O olhar histórico, cru, sujo, realista sobre o mar, Adriana defende, é quase inevitável: "O disco não é de contestação, mas de constatação. Esse é o mar hoje. Claro que dá para fazer vários recortes. Daria pra fazer a capa (que traz a cantora na água, em meio ao lixo de centenas de garrafas plásticas) numa ilha grega com mar turquesa. Mas pra mim ficaria difícil, você tem que tirar muita realidade".
Ela resiste, contudo, em definir sua percepção do mar como anticaymmica. "Primeiro porque o mar é o mar, ele mantém sua integridade tanto em Caymmi quanto agora", argumenta Adriana. "E o arquétipo do pescador de Caymmi também é de uma dureza enorme. Ele é um homem que nunca sabe se volta, num mar em que tudo vai e volta. Mas um pescador que se espanta com o peixe é, sim, muito mais violento."
O mar de Margem se define também por outro personagem, o surfista de O príncipe das marés. Na canção de Péricles Cavalcanti, o homem faz do mar sua terra, seu cavalo, seu céu, seu castelo. Assim como Os ilhéus (de Antonio Cicero e Zé Miguel Wisnik), ela foi prevista para estar em Maré. Mas na época, insatisfeita com as soluções dadas às músicas, Adriana acabou guardando-as. Sabendo e sem saber, ela já articulava Margem, gravado ao longo do último ano com Bem Gil, Bruno Di Lullo e Rafael Rocha.
A margem de Adriana é a que define as fronteiras da identidade (na canção-título, em Tua). Ou a que determina o fim de ciclos para o começo de outros, das civilizações (Os ilhéus) aos amores (Dessa vez, Era pra ser). Ou mesmo ser aquela que não pode ser capturada por palavras (Lá lá lá). Ou ser , simplesmente, o movimento (Meu bonde, funk 150 bpm, subgênero em voga do batidão).
Margem abre o disco com um arranjo elegante de gafieira moderna, sopros e percussão, num clima de orquestra imperial que aparece de vez em quando ao longo do disco. As canções tristonhas de violão - na onda de Devolva-me, versão de Leno e Lílian que até hoje é uma das mais ouvidas da cantora gaúcha - são outra face visível no disco.

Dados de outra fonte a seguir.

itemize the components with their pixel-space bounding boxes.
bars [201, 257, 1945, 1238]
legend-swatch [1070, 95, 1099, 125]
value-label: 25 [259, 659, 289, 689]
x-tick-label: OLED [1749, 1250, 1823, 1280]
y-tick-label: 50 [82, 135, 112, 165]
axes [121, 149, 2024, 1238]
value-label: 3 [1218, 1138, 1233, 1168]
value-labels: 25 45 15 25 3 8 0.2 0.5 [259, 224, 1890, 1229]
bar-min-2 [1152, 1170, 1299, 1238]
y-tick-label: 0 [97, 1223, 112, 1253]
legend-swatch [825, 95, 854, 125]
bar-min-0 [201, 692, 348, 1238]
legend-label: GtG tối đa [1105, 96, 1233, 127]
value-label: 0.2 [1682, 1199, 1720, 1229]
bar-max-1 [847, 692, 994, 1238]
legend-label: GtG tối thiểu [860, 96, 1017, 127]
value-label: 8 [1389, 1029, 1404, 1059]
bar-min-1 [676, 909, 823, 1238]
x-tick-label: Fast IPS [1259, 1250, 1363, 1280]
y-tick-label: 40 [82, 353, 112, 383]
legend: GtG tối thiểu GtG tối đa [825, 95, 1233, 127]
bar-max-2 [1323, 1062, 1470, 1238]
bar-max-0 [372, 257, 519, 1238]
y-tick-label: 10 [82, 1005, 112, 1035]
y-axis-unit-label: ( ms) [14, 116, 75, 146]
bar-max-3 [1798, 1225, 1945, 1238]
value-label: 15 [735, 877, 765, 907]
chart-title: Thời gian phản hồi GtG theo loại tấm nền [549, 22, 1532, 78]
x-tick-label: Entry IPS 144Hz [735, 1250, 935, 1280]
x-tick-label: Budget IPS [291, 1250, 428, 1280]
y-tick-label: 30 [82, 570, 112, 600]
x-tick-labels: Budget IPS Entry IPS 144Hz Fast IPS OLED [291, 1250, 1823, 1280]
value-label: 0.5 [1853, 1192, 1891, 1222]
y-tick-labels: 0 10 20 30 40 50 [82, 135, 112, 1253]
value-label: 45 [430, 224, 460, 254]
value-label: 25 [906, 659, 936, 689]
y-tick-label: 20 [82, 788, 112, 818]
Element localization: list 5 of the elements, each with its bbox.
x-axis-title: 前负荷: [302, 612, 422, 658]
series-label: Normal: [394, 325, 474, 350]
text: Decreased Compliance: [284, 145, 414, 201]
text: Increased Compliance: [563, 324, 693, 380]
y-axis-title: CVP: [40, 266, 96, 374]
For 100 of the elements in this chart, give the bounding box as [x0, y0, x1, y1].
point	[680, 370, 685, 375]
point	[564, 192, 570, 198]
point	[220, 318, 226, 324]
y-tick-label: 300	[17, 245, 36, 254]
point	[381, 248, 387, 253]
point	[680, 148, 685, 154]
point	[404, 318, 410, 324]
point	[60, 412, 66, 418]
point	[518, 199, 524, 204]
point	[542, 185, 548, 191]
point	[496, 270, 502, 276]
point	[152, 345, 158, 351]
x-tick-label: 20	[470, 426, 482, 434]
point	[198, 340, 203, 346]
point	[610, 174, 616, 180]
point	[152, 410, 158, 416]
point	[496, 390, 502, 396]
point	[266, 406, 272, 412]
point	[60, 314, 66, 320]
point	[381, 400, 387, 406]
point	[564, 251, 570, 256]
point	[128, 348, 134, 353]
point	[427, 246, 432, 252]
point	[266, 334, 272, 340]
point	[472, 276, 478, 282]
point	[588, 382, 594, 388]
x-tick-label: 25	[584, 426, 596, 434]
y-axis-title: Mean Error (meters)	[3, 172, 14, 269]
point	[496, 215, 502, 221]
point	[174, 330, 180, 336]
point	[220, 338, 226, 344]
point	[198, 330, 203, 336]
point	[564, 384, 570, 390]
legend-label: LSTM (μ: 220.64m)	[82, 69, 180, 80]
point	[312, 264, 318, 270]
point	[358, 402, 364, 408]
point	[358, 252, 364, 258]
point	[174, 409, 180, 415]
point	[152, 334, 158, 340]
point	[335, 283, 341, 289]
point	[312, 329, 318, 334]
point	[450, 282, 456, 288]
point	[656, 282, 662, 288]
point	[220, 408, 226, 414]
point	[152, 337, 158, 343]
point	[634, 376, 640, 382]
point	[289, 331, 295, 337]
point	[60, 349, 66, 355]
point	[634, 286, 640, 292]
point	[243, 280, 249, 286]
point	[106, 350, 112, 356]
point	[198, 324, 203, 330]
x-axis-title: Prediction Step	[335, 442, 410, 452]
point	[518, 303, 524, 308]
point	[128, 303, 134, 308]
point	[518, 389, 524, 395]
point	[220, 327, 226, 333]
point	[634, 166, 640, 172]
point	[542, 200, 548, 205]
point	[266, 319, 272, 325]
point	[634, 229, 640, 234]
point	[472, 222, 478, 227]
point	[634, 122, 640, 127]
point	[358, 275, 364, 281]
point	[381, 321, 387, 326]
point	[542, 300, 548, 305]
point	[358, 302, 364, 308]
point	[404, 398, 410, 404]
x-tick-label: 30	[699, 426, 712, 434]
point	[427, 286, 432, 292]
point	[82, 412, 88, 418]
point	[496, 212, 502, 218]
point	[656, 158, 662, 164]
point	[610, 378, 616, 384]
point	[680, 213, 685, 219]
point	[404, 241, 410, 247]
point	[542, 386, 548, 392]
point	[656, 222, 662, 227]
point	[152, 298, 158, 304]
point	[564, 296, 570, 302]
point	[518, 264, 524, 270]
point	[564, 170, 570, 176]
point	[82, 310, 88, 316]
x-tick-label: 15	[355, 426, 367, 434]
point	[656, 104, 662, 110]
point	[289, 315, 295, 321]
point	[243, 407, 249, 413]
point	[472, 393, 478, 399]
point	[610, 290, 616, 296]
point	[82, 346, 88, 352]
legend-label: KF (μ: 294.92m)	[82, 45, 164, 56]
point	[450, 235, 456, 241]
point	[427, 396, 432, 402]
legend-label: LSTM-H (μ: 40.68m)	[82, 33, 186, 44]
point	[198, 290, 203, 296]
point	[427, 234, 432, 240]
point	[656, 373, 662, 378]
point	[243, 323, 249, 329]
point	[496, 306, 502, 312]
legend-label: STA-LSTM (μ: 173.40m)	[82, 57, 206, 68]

A poesia de Adriana, aliás, sempre um de seus ativos mais valiosos, se mostra, mais uma vez, inspirada, com momentos geniais como o início de Dessa vez e suas proparoxítonas - "vírgulas", "metáforas", "vísceras" etc. -, com as quais o jovem Chico Buarque de Construção ficaria orgulhoso.
Uma terceira margem do rio é a Adriana Calcanhotto caetânica, moderna, do afoxé com batida de MPC (a bateria eletrônica básica do funk raiz) Lá lá lá - uma das melhores do disco - e de Ogunté e Meu bonde, cujos arranjos simples e criativos dão destaque a versos sérios e sofisticados: "Já não há Aleppo, já não há Palmira/ E perfuram-te as entranhas atrás de óleo negro", diz a primeira, que acaba em um melancólico canto de sereia.